Harold Traynor jugueteaba con el mazo de caoba con incrustaciones de oro que había comprado en Shreve Crump & Low, en Boston. Presidía la mesa de reuniones del Bartlet Community Hospital. Frente a él se encontraba el atril que había hecho construir especialmente para la sala de conferencias. Encima del atril estaban sus notas, que su secretaria había mecanografiado a primera hora de la mañana. En el centro de la mesa se extendían distintos tipos de instrumentales y parafernalia medica que esperaban la evaluación del consejo.

Por encima de aquella confusión destacaba la maqueta del nuevo edificio de aparcamientos.

Traynor miró su reloj: eran las seis de la tarde. Cogió el mazo con la mano derecha y dio unos golpes. El cuidado de los detalles y la puntualidad eran dos virtudes que Traynor valoraba especialmente.

—Se inicia la sesión del Comité Ejecutivo del Bartlet Comunity Hospital —anunció con toda la pompa del mundo.

Llevaba su mejor traje de rayas y calzaba unos zapatos impecablemente bruñidos. Medía poco más de uno sesenta y se sentía muy acomplejado. Se peinaba la oscura y escasa cabellera de forma que le ocultara la calva de la coronilla.

Traynor dedicaba mucho tiempo a preparar las reuniones del consejo, tanto en la forma como en el fondo. El día de la reunión, al volver de Montpelier, adonde había ido por la mañana, fue directo a su casa a ducharse y a cambiarse de ropa.

No disponía de tiempo y no pasó por su despacho. Harold Traynor era abogado especializado en planificación urbana y fiscalidad. Además, se dedicaba a los negocios y tenía acciones en algunas empresas de la ciudad.

Sentados frente a el estaban Barton Sherwood, vicepresidente del consejo; Helen Beaton, directora del hospital; Michael Caldwell, vicepresidente y director medico del hospital; Richard Arnsworth, tesorero; Clyde Robertson, secretaria; y el doctor Delbert Cantor, actual jefe de personal.

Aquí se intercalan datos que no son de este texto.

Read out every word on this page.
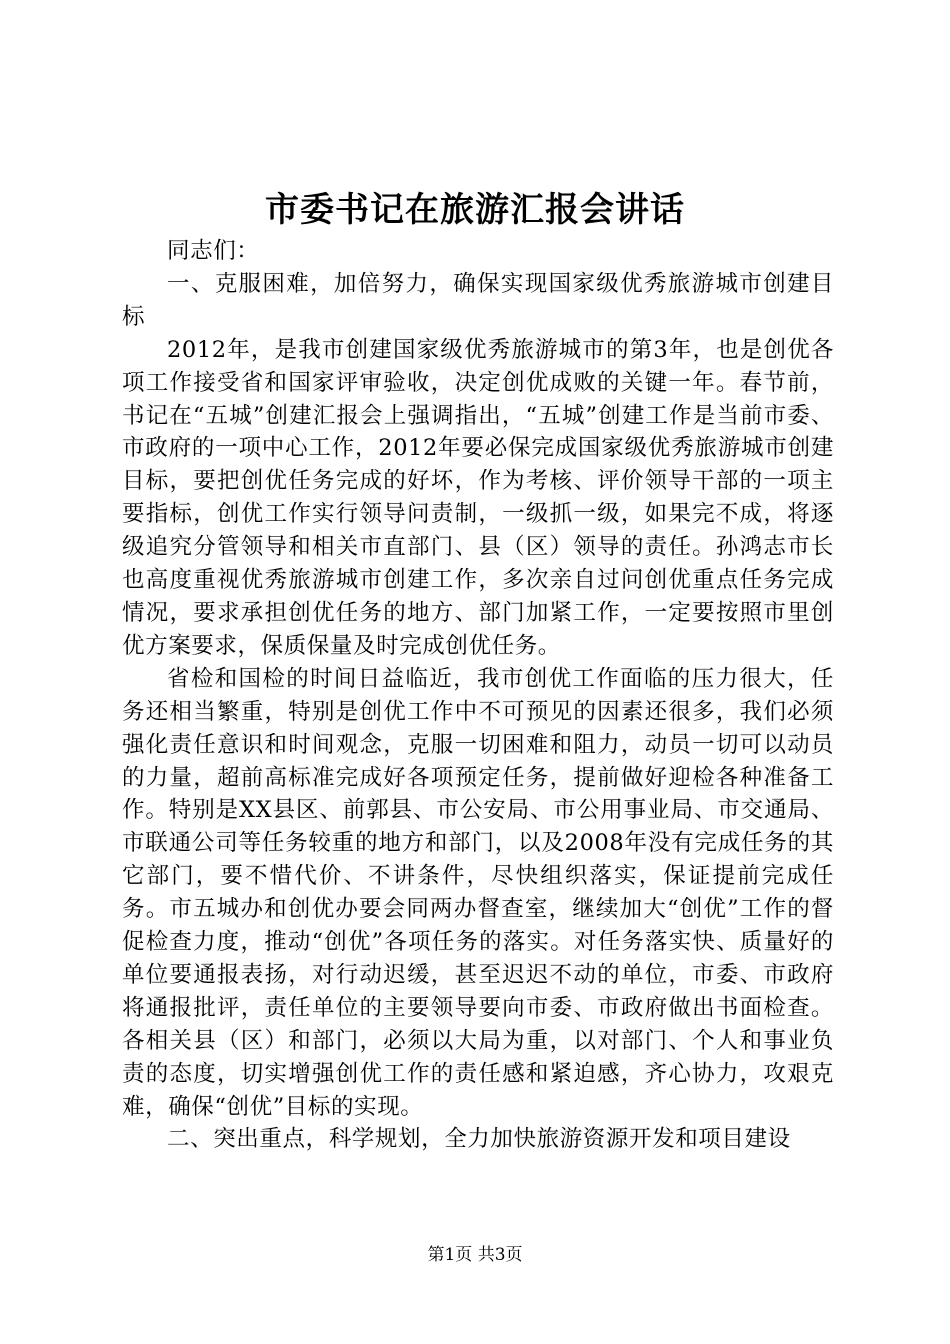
市委书记在旅游汇报会讲话

同志们：

一、克服困难，加倍努力，确保实现国家级优秀旅游城市创建目标

2012年，是我市创建国家级优秀旅游城市的第3年，也是创优各项工作接受省和国家评审验收，决定创优成败的关键一年。春节前，书记在“五城”创建汇报会上强调指出，“五城”创建工作是当前市委、市政府的一项中心工作，2012年要必保完成国家级优秀旅游城市创建目标，要把创优任务完成的好坏，作为考核、评价领导干部的一项主要指标，创优工作实行领导问责制，一级抓一级，如果完不成，将逐级追究分管领导和相关市直部门、县（区）领导的责任。孙鸿志市长也高度重视优秀旅游城市创建工作，多次亲自过问创优重点任务完成情况，要求承担创优任务的地方、部门加紧工作，一定要按照市里创优方案要求，保质保量及时完成创优任务。

省检和国检的时间日益临近，我市创优工作面临的压力很大，任务还相当繁重，特别是创优工作中不可预见的因素还很多，我们必须强化责任意识和时间观念，克服一切困难和阻力，动员一切可以动员的力量，超前高标准完成好各项预定任务，提前做好迎检各种准备工作。特别是XX县区、前郭县、市公安局、市公用事业局、市交通局、市联通公司等任务较重的地方和部门，以及2008年没有完成任务的其它部门，要不惜代价、不讲条件，尽快组织落实，保证提前完成任务。市五城办和创优办要会同两办督查室，继续加大“创优”工作的督促检查力度，推动“创优”各项任务的落实。对任务落实快、质量好的单位要通报表扬，对行动迟缓，甚至迟迟不动的单位，市委、市政府将通报批评，责任单位的主要领导要向市委、市政府做出书面检查。各相关县（区）和部门，必须以大局为重，以对部门、个人和事业负责的态度，切实增强创优工作的责任感和紧迫感，齐心协力，攻艰克难，确保“创优”目标的实现。

二、突出重点，科学规划，全力加快旅游资源开发和项目建设

第1页 共3页
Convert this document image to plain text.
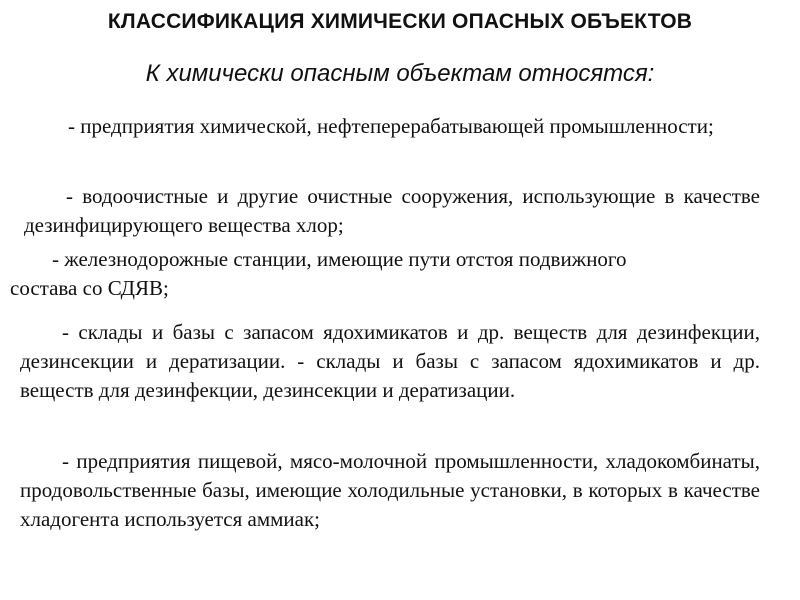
КЛАССИФИКАЦИЯ ХИМИЧЕСКИ ОПАСНЫХ ОБЪЕКТОВ

К химически опасным объектам относятся:

- предприятия химической, нефтеперерабатывающей промышленности;

- водоочистные и другие очистные сооружения, использующие в качестве дезинфицирующего вещества хлор;

- железнодорожные станции, имеющие пути отстоя подвижного состава со СДЯВ;

- склады и базы с запасом ядохимикатов и др. веществ для дезинфекции, дезинсекции и дератизации. - склады и базы с запасом ядохимикатов и др. веществ для дезинфекции, дезинсекции и дератизации.

- предприятия пищевой, мясо-молочной промышленности, хладокомбинаты, продовольственные базы, имеющие холодильные установки, в которых в качестве хладогента используется аммиак;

Siguiendo el rígido protocolo parlamentario recomendado en el Libro Robert del Protocolo, que Traynor había comprado al acceder a la presidencia del consejo, le pidió a Clyde Robertson que leyera el acta de la ultima sesión.

Una vez leída y aprobada el acta, Traynor carraspeó antes de iniciar el informe mensual de la presidencia. Miró a todos los miembros del comité ejecutivo, asegurándose de que estaban atentos. Sólo hubo la habitual excepción: el doctor Cantor, que como siempre parecía aburrido y se entretenía en limpiarse las uñas.

—Nos enfrentamos a retos muy importantes —empezó Traynor—. Como centro asistencial de la región hemos salvado alguno de los problemas financieros de los pequeños hospitales rurales, aunque no todos. En una situación tan difícil como la actual, tendremos que trabajar aún más que en el pasado para lograr que el hospital salga adelante. Aun así, de vez en cuando una pequeña luz ilumina nuestro duro camino.

Supongo que ya se habrán enterado de la muerte de William Saphiro. El señor Saphiro, un apreciado amigo y cliente, murió la semana pasada a causa de una neumonía sobrevenida tras una operación de rodilla. Y aun sintiendo mucho su inesperada desaparición, me complace anunciarles que el señor Saphiro había dejado al hospital como único beneficiario de un seguro de vida por valor de tres millones de dólares.

Entre los presentes se extendió un murmullo de aprobación. Traynor levantó la mano pidiendo silencio.

—Este gesto tan sumamente caritativo no podía haber llegado en mejor momento. Aunque sea momentáneamente, cubriremos los números rojos. La mala noticia del mes es que nuestro fondo de amortización para la emisión de bonos ha quedado muy lejos de los objetivos fijados inicialmente. —Traynor miró a Sherwood, que movía el bigote con una especie de tic nervioso—. Tendremos que mantener a flote los bonos y para ello habrá que invertir una buena parte de los tres millones de dólares de la donación.

—No todo ha sido culpa mía —soltó abruptamente Sherwood—. Se me apremió para que maximizase los réditos de los bonos, y eso implicaba riesgos.

—La presidencia no esta de acuerdo con Barton Sherwood —espetó Traynor.

Por un instante pareció que Sherwood iba a replicar, pero guardó silencio.

Traynor estudió sus notas, en un esfuerzo para recuperarse del ataque de Sherwood. Traynor odiaba los altercados.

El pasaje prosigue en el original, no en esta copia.